Mohan Lall Shrimal (born 4 January 1923) is an Indian former judge who served as the chief justice of Sikkim High Court. He hails from Jaipur in Rajasthan state in India. In 2001 he was awarded Maharana Mewar award.

== Early life and career ==
He was born on 4 January 1923 and educated at Maharana Bhupal College, Udaipur, Christian College, Indore and Holkar College, Indore. He enrolled as Pleader in the Mewar High Court at Udaipur in the former Mewar State on 8 February 1948 and Advocate of the Rajasthan High Court at Jodhpur on 20 May 1951. He did Civil, Criminal, Revenue and Taxation and Writs works at Udaipur, Durgapur, Banswara and Jodhpur.
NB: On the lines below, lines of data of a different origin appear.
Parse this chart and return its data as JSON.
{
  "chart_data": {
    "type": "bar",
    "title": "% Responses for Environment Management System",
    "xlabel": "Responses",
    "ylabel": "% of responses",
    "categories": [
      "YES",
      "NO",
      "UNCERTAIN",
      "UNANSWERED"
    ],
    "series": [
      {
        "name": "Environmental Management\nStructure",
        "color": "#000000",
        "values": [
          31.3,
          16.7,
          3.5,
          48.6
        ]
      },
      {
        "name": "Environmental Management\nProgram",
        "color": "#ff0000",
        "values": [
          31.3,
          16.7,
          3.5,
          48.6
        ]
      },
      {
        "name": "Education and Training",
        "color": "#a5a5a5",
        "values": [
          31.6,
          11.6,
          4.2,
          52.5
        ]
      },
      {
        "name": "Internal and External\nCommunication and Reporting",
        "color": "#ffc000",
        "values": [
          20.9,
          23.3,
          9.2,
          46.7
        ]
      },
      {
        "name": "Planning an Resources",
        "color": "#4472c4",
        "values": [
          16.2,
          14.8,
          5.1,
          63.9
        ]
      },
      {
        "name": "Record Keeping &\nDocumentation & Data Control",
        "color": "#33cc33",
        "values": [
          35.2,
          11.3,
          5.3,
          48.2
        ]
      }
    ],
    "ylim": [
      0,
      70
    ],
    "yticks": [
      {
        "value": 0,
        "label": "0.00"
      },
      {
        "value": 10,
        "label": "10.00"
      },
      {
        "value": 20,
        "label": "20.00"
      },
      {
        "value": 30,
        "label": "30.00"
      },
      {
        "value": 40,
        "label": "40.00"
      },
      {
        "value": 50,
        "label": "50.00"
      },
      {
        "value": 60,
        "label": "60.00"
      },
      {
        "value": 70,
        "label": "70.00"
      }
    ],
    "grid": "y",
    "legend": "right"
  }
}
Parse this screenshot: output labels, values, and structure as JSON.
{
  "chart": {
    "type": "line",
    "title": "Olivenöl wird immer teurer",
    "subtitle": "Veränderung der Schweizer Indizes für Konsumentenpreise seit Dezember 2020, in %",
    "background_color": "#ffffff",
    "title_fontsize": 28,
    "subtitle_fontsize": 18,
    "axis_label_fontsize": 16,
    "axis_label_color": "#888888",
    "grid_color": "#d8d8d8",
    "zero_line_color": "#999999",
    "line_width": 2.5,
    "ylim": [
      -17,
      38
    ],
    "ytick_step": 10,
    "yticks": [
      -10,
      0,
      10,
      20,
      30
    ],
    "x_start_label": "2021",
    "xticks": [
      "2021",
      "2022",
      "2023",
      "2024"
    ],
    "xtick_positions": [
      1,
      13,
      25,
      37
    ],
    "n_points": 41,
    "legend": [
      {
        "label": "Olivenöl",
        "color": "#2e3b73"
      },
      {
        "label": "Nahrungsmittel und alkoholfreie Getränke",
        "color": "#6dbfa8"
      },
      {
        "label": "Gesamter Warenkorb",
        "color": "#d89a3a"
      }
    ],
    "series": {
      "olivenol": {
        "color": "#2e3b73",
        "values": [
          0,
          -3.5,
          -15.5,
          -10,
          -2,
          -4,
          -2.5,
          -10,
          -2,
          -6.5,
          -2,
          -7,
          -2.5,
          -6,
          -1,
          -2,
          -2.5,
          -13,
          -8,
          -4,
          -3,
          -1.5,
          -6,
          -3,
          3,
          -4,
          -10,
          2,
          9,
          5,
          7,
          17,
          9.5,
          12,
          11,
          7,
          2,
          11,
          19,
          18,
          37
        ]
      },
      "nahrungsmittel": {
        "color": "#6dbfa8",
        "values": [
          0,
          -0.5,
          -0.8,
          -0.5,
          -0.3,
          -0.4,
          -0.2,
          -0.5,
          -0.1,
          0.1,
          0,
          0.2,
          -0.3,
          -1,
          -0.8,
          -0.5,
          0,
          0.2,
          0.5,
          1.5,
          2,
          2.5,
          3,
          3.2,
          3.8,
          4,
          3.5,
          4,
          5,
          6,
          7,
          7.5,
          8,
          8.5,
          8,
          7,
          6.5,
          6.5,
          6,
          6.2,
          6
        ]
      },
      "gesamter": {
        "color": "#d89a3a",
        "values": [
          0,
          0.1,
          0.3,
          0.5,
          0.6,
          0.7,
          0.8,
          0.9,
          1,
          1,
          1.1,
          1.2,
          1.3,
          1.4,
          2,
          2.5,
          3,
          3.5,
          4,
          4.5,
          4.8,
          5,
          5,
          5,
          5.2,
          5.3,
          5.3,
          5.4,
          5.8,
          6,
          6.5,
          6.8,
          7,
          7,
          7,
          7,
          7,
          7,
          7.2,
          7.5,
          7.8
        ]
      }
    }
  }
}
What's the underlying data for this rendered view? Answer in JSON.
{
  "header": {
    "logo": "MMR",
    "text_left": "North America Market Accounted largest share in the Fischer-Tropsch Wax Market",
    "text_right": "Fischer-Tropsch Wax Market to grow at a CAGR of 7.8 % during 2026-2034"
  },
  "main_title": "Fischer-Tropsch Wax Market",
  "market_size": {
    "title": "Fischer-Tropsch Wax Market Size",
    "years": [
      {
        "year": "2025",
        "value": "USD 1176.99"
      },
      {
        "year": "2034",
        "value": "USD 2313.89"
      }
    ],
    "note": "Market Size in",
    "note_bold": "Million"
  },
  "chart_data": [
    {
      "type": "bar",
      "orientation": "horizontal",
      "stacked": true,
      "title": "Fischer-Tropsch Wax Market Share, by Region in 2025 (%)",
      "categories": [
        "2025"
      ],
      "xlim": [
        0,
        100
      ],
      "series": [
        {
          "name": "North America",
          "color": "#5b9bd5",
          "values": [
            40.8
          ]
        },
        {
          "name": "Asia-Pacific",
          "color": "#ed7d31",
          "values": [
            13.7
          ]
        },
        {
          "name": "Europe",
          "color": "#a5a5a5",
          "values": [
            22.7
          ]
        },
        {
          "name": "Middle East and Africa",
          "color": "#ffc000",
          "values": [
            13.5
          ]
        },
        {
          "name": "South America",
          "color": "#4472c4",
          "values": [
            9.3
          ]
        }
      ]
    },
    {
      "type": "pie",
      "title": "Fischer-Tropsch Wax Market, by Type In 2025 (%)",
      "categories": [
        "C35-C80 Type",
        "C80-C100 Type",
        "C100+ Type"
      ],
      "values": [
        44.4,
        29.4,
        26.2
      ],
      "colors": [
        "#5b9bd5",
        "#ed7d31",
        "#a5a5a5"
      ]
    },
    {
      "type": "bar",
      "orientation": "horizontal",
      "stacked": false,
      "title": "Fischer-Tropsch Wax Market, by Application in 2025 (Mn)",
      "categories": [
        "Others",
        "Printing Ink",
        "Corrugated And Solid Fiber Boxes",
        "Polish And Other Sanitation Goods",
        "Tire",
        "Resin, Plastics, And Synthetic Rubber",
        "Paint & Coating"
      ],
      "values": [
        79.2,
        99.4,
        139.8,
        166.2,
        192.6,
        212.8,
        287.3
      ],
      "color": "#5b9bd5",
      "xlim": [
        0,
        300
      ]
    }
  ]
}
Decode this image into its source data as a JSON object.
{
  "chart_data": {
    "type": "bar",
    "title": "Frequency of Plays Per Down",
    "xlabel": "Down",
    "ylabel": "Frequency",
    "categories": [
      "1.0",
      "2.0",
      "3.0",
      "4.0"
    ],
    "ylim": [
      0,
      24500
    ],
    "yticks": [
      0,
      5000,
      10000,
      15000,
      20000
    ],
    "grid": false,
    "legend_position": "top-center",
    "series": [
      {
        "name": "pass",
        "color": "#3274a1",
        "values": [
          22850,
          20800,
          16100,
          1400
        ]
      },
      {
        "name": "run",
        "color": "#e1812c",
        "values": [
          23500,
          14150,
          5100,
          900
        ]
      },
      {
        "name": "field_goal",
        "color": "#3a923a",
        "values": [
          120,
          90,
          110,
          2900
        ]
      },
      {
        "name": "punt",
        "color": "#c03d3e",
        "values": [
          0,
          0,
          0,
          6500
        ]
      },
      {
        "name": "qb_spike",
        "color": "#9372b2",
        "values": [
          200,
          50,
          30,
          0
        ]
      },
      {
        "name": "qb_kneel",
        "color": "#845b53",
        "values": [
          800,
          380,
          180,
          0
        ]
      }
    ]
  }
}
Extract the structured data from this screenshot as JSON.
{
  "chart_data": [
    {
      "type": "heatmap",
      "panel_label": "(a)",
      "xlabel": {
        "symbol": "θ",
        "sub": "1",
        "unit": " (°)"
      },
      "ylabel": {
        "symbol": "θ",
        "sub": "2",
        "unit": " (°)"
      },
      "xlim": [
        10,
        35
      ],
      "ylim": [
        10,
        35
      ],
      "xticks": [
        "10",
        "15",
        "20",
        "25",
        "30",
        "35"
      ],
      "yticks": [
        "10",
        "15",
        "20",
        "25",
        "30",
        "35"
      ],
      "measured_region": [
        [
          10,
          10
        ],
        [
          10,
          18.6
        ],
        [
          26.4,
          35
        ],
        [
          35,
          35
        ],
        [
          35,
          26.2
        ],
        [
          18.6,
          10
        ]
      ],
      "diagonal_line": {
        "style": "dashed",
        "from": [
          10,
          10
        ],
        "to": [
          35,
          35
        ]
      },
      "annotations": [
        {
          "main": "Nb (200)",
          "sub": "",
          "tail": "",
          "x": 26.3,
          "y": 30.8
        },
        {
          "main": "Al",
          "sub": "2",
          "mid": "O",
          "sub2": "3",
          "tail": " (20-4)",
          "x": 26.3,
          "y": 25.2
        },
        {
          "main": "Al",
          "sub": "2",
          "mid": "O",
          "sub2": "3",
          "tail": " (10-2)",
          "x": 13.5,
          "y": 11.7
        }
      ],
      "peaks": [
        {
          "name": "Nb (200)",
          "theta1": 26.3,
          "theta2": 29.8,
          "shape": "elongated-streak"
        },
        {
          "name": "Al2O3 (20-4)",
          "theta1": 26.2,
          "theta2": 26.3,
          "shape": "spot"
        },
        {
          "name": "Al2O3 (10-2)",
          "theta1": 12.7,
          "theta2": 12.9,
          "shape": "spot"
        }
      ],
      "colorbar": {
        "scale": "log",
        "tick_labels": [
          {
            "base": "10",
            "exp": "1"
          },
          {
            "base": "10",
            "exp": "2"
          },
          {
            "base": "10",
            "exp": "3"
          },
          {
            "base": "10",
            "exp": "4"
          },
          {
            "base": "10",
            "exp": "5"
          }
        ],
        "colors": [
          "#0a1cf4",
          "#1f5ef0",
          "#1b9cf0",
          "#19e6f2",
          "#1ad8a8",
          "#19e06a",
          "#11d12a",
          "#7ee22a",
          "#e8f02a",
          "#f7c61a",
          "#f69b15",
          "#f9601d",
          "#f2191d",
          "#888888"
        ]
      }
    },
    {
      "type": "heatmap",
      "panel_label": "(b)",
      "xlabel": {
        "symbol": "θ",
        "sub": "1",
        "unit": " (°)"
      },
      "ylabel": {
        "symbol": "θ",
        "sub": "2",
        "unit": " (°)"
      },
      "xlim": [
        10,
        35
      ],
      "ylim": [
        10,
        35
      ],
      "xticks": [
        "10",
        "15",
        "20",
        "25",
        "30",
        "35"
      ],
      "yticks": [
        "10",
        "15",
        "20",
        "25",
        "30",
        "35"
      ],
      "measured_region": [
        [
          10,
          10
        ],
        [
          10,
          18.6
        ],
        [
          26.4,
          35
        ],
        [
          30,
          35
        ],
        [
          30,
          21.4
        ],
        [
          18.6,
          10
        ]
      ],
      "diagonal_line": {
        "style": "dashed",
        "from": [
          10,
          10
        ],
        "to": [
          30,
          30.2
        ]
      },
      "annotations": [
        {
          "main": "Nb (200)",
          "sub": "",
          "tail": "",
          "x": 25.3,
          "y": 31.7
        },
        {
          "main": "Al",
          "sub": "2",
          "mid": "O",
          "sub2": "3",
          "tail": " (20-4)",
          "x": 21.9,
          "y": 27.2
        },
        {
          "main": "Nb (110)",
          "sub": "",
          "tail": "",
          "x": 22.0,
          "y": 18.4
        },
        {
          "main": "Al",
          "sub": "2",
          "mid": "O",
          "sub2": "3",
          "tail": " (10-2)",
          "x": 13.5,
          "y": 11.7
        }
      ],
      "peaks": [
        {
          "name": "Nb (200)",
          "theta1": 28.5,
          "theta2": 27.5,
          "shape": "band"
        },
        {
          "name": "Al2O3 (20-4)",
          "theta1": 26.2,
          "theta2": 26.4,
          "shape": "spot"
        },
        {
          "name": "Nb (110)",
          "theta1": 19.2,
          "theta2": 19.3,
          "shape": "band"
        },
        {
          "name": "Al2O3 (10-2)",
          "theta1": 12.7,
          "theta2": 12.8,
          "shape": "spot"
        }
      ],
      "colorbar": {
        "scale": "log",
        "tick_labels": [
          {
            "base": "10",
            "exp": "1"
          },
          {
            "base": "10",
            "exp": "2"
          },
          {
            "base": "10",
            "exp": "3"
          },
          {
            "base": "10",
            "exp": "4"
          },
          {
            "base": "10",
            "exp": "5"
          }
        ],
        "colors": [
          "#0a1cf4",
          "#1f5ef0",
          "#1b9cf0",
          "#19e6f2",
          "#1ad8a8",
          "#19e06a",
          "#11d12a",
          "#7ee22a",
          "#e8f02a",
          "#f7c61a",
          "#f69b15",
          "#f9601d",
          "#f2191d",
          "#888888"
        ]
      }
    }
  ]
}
He was appointed as Deputy Government Advocate from 1 September 1966 to 24 October 1969 and as Additional Govt. Advocate from 25 October 1969 to 12 July 1973. He was further appointed as Government Advocate-cum-Additional Advocate General of Rajasthan from 13 July 1973 to 30 September 1974.

He was appointed as Additional Judge of the Rajasthan High Court on 7 October 1974 and was made Permanent on 10 May 1976. He was transferred and appointed Chief Justice of Sikkim High Court on 17 December 1983. His appointment as Chief Justice generated significant controversy at that time because it was made after superseding as many as 40 senior judges.

He was appointed as Rajasthan Lokayukta after retirement on 4 January 1985 and served for five years until retirement on 3 January 1990.